Determined to right her daughter's ship by the power of God, Phyllis begins sending Pauline to a local reverend (John Waters) for weekly sessions. However, religion and therapy are not going to fix a girl so eager to revel in a world of blood that she throws herself at the most popular boy at school in the hope that he will take her virginity while on her period. Her head filled with glamorous fantasies of abortion, decapitation and vivisection, Pauline continues to navigate her days growing ever closer to making her dreams a splendidly harsh reality, even as internal and external pressures mount to block her ascension.

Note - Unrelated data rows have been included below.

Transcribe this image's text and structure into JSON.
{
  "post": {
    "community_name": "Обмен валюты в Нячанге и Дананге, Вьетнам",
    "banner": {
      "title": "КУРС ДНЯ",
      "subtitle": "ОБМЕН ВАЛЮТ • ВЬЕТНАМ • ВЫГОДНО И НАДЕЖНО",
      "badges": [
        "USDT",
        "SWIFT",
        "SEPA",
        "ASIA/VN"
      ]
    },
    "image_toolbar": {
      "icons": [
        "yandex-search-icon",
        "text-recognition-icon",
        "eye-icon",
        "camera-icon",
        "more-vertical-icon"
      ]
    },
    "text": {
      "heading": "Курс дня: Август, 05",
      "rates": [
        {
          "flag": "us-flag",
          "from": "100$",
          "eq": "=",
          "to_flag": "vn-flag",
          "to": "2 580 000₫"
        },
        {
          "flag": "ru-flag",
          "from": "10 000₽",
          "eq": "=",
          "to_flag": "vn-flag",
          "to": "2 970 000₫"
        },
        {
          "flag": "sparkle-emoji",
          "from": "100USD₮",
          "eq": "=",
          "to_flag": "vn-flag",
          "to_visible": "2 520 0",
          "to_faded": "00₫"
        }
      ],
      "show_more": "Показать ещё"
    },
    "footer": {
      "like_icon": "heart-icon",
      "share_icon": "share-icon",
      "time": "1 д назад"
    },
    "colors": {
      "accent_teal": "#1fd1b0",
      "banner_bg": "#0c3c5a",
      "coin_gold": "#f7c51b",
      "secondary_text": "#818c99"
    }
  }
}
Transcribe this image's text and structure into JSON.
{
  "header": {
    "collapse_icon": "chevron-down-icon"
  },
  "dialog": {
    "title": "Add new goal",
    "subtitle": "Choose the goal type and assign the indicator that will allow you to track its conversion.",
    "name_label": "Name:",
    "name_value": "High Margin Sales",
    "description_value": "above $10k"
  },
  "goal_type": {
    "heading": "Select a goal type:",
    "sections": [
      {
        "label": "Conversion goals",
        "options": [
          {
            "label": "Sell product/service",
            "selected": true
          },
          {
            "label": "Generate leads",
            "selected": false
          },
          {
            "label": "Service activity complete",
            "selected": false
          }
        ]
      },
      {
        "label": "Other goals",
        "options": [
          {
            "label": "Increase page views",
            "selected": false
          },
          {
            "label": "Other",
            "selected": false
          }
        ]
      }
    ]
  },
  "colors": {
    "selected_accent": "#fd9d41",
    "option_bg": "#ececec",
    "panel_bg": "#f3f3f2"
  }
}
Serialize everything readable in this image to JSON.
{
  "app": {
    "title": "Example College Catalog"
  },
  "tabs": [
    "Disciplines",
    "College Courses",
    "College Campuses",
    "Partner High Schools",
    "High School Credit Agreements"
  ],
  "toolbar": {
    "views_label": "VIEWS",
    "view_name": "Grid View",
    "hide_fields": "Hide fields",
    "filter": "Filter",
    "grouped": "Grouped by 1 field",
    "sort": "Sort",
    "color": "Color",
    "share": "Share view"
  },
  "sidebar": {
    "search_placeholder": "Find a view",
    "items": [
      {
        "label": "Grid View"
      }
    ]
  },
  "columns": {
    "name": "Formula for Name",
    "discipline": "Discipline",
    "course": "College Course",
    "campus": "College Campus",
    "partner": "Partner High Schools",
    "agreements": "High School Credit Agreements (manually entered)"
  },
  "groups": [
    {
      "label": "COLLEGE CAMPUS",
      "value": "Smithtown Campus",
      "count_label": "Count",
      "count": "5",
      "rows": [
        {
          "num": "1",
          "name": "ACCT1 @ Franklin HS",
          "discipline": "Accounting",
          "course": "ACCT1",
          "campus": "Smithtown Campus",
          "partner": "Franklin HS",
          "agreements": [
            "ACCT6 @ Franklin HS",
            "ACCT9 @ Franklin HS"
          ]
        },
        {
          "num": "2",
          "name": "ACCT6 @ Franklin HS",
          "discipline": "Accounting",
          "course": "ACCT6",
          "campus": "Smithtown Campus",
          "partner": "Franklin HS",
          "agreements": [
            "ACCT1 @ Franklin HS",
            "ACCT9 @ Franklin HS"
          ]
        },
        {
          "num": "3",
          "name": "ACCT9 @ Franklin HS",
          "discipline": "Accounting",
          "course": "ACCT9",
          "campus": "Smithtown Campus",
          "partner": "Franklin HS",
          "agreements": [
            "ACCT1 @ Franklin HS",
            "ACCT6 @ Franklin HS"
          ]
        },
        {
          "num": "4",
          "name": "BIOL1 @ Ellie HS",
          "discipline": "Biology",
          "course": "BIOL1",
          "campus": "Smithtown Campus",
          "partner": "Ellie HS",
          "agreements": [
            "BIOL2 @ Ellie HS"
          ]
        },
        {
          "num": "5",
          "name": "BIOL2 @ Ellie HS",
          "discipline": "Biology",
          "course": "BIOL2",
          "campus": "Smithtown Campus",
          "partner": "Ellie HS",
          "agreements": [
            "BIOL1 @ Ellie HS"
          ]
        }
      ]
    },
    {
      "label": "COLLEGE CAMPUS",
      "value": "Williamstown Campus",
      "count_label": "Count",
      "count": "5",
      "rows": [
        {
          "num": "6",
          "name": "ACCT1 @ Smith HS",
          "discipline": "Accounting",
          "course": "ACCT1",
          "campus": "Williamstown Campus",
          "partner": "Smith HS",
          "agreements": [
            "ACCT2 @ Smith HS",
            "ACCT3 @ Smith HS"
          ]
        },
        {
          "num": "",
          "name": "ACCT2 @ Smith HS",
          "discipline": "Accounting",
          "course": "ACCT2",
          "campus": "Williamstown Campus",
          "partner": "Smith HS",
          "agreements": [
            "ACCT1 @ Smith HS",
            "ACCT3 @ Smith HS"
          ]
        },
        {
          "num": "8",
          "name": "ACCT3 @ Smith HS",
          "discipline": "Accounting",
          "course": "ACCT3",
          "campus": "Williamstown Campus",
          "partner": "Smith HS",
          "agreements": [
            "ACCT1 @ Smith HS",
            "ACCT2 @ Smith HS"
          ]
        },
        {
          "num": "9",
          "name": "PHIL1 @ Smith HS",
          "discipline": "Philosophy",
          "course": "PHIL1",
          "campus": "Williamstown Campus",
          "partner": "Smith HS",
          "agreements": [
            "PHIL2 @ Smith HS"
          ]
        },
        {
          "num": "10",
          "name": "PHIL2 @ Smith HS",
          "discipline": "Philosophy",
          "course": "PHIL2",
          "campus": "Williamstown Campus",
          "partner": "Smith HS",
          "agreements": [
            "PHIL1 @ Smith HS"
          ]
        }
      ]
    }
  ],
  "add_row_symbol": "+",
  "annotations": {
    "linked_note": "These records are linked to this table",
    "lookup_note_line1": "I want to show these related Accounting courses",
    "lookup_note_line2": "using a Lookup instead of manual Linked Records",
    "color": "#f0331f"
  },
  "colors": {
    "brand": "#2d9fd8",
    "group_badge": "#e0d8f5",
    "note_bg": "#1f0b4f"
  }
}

Exactly what Bates' goal in carving out this lusting world of joyful depravity may be, it's never quite reached, though admittedly his knack of ill-humored dialogue and McCord's performance manage to keep us hanging in until the film's awkward, if unsatisfying conclusion. After all, who doesn't want to hear the CW star starkly admit along the way that she needs to take a shit?

As entertaining as Pauline and the perfectly placed cameos by the likes of Waters, Malcolm McDowell as the school principal and Lynch stalwart, Ray Wise, may happen to be, this teen's journey simply isn't one that we're interested in following. Where we may normally see someone in her position pitted against her classmates in a more formal battle of the high school castes, the time spent with Pauline feels far more insincere here as she never makes an effort to help us realize why we are meant to be rooting for her and her ultimately demented quest in the first place. It's only later on and with the smallest of interest that we begin to support her through her sister's battle with cystic fibrosis as it takes a turn, but by this point we've been so put off that it's hard to find a way back.

Beautifully shot and filled with vivid hues and colors, only to be contrasted by muted yet intensely evocative transition scenes where the dull Pauline transforms into a splendid supermodel, Excision is not without its talents and pleasures. It is, however, with a broken story and drained thematic direction that Pauline's interests despairingly never become ours.